Not where I currently work. but at the wildlife park I used to be at- first, and worst, the people who would phone up (or show up) with a pet they’d bought that they didn’t want because it was too big, too boring or ate too much, and genuinely believe it was somehow our problem. I had people yelling ‘well what am I supposed to do with it?!’ after being told that no, we did not have facilities to take their unwanted animal they should never have bought, and occasionally they’d just dump it in the car park (had giant fish dumped in trash bins, which promptly died because, y’know, they don’t actually make them out of fish-safe plastic).
Also, similar were the people who thought we had an obligation to tell them how to look after the unsuitable pet they just bought. Ok, I didn’t mind if it was a situation like ‘my neighbour just got rushed to hospital, and I’m trying to look after her pet lizard’, I’ll happily go through it’s proper care and feeding with you then, but you bought it without checking how to look after it? You’re not even calling the place you bought it from? You’re calling someone who’s actually supposed to be answering the phone to take group bookings and answer queries from actual customers, and you’re trying to guilt trip me into thinking it’s my fault that you fucked up and bought something you shouldn’t have had, and now it might die? Piss off. Buy a book, and stop buying stupid pets.
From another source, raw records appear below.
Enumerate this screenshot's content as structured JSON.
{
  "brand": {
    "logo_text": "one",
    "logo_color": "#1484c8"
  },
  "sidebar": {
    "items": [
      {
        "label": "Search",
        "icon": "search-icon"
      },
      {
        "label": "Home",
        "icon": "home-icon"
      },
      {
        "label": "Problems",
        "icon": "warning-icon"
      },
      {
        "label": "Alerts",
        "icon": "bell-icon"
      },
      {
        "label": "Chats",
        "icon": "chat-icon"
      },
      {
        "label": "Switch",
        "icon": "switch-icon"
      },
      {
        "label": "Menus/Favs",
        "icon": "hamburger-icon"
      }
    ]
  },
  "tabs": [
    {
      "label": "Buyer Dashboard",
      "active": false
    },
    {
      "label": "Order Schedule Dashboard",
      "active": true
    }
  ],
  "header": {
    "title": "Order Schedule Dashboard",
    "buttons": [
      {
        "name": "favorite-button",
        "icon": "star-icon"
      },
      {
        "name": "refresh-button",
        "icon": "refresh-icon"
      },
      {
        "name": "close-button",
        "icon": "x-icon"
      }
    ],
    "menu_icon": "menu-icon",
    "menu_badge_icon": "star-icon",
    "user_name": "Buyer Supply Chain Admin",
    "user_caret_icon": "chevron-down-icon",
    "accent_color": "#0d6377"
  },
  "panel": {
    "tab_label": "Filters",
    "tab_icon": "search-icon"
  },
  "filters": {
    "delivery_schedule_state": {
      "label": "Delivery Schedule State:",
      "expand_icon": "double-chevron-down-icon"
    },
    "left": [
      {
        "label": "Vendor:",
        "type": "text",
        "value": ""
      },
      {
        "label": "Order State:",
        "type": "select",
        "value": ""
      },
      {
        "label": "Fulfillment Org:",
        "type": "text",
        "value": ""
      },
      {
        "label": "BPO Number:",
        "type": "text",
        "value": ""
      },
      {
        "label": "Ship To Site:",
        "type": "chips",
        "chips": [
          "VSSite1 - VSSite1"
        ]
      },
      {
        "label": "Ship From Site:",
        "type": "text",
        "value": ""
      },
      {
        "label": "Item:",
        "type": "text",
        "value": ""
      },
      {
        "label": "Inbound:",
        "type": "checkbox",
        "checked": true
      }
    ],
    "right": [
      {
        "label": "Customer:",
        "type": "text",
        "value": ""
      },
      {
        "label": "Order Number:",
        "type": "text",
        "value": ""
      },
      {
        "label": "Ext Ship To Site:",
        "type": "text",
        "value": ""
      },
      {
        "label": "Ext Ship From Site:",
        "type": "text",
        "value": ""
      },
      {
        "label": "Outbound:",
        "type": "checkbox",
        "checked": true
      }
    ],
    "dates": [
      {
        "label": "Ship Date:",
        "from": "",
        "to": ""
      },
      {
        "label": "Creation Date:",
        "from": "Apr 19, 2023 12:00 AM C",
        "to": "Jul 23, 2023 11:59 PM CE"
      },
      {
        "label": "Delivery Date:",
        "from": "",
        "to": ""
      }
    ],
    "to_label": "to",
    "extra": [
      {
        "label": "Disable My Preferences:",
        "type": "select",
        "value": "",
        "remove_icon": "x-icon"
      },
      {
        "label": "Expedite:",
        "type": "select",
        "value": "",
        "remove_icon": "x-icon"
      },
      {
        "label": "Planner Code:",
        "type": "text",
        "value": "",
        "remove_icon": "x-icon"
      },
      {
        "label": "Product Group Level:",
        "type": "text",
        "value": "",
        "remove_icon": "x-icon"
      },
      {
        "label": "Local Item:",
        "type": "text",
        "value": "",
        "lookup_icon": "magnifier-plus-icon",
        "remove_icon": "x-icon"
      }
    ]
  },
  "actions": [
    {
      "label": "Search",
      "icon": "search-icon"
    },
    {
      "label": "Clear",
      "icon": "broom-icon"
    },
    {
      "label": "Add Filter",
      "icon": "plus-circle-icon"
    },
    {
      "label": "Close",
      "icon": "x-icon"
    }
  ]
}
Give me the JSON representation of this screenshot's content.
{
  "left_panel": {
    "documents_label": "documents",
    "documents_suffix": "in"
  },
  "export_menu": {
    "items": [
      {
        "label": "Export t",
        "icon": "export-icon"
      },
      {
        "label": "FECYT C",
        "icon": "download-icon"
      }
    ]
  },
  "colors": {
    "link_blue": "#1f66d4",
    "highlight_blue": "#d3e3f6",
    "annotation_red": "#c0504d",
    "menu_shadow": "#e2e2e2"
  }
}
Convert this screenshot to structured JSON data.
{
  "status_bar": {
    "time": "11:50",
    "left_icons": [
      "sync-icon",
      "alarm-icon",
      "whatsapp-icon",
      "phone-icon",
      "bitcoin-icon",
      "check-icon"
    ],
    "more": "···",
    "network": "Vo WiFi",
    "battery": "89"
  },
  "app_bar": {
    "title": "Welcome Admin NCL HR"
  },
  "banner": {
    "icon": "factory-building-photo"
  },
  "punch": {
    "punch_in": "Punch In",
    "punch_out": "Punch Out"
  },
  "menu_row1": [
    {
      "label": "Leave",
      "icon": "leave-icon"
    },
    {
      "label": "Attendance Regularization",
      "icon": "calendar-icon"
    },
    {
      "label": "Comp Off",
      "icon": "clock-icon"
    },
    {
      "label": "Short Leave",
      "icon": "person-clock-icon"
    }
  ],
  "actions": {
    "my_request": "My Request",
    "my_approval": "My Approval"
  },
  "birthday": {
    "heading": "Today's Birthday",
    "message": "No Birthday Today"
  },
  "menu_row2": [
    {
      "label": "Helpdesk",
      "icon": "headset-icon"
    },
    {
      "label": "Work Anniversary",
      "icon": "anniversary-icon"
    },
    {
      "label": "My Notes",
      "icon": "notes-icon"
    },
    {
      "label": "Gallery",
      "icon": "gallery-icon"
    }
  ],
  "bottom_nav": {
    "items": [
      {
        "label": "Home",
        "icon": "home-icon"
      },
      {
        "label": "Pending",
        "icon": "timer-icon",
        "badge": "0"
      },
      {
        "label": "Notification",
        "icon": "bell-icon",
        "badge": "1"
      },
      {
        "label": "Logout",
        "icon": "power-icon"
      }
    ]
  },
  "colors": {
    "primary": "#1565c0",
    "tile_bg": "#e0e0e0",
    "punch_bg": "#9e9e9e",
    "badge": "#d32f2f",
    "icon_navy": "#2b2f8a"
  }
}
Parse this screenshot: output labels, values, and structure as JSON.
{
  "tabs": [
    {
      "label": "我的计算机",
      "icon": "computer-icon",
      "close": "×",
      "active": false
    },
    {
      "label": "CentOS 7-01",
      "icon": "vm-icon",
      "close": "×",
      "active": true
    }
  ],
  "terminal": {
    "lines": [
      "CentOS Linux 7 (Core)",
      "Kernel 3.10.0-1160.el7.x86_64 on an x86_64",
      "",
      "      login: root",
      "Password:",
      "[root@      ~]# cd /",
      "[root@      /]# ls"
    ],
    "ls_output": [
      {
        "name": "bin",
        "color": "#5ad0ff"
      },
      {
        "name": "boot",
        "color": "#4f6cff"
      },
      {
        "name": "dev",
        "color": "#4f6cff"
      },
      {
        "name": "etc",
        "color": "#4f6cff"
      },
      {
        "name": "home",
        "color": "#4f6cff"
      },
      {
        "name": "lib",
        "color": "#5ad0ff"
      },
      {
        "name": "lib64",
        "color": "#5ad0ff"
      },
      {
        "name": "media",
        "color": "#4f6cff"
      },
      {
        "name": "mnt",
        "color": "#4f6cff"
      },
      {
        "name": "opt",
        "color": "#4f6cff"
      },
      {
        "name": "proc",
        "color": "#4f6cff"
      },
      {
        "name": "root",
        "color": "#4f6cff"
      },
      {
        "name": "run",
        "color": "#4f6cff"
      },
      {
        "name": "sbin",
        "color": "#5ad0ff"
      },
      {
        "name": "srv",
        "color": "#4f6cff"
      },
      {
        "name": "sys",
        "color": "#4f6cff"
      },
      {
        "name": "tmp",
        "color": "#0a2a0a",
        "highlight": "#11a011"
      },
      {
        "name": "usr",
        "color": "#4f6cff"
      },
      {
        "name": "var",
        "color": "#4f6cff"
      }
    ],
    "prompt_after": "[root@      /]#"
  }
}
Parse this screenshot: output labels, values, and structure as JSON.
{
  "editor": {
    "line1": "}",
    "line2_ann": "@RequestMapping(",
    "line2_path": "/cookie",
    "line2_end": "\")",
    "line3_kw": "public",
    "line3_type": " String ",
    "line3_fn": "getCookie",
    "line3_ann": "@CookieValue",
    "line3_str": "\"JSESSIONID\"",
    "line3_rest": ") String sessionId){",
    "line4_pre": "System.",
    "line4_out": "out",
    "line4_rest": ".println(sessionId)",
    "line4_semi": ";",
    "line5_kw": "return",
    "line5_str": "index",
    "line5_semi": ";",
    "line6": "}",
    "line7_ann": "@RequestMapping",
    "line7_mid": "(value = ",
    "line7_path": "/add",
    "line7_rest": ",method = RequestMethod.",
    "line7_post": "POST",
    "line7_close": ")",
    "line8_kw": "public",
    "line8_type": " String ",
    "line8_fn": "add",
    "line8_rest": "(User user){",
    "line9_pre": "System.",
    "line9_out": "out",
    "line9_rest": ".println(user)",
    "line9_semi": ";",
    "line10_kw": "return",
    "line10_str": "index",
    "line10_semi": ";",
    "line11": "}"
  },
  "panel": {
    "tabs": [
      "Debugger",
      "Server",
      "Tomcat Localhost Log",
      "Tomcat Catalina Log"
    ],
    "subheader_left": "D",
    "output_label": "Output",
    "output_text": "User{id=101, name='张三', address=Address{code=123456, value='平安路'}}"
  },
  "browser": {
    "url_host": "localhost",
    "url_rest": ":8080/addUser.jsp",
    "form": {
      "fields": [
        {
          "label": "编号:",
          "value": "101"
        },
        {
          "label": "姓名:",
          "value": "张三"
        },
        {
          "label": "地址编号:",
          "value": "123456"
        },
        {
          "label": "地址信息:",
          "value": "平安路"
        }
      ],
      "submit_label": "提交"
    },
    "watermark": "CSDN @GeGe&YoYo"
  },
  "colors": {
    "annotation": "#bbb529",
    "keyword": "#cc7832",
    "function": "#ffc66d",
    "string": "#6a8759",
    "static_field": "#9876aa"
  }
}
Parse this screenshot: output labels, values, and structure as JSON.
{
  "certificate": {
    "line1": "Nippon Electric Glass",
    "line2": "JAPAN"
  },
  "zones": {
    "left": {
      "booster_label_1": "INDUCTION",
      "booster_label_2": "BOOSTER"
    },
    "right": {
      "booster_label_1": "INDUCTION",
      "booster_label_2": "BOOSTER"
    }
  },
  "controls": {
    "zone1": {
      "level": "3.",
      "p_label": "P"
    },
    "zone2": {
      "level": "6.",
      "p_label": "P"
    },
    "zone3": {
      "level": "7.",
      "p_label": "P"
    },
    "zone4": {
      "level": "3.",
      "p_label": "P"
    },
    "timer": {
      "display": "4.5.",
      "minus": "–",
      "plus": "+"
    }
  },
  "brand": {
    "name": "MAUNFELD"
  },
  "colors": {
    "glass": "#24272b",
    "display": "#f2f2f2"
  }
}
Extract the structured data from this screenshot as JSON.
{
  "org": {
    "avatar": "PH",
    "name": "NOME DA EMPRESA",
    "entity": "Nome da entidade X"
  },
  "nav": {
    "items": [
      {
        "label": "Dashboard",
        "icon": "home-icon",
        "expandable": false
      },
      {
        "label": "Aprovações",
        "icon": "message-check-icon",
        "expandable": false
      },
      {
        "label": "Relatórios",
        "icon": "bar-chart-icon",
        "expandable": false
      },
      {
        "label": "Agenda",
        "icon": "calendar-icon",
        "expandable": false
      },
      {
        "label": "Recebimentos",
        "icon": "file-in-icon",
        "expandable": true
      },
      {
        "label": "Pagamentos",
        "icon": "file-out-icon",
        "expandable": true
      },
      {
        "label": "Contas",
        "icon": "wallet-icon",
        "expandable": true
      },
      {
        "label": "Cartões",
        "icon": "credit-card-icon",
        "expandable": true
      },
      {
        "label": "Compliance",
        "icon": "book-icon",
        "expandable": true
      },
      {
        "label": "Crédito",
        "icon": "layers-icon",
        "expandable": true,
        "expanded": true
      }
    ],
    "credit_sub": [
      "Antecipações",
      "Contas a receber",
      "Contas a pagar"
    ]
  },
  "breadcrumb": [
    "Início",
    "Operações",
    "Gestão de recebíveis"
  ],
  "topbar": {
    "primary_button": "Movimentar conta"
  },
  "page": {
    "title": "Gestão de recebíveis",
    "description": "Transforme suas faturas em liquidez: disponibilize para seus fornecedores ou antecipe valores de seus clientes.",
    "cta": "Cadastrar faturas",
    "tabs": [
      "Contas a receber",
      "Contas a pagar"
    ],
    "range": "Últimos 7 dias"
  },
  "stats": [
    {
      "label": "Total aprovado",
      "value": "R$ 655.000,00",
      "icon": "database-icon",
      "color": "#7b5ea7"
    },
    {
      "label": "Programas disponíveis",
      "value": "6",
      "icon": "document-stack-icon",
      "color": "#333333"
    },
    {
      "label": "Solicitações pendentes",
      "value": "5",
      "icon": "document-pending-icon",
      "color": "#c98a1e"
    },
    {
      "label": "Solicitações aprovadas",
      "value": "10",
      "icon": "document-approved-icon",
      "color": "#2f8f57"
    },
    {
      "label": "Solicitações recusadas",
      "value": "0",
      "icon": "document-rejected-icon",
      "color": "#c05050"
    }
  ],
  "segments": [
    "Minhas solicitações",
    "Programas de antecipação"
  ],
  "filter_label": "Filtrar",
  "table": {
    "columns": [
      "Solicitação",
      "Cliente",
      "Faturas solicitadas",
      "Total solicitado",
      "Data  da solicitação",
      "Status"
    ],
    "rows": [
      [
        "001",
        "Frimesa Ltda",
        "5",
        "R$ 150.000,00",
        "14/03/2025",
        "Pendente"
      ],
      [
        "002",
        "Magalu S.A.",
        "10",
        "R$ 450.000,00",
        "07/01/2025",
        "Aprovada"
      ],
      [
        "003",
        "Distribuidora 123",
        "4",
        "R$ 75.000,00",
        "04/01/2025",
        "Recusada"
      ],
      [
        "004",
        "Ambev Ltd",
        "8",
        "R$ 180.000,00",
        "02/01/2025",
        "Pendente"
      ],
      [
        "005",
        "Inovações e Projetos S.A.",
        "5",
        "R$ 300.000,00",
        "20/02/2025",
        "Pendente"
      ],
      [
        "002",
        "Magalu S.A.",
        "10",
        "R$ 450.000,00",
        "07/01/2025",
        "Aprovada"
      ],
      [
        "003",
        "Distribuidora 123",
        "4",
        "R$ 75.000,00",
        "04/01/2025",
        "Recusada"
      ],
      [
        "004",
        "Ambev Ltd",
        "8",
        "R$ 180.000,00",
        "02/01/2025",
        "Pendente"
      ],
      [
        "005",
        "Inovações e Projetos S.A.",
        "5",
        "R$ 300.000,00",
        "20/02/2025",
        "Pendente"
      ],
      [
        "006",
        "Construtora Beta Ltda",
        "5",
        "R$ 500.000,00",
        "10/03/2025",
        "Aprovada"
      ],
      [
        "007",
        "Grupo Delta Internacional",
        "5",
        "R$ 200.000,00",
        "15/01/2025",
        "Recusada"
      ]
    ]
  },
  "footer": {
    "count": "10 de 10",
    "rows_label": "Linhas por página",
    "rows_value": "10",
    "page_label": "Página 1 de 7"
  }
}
Also, people cannot read signs. It’s true. I would get asked multiple times a day ‘Is the outside section through this door?’ by people pointing at the door with ‘Outside section this way!’ written on it in large friendly letters. The odd thing about that is that it didn’t matter what you answered with- I several times replied ‘Naah, we just wrote ‘Outside section this way!’ on it to confuse people’, and only ever got a sheepish grin and them going out that way anyway.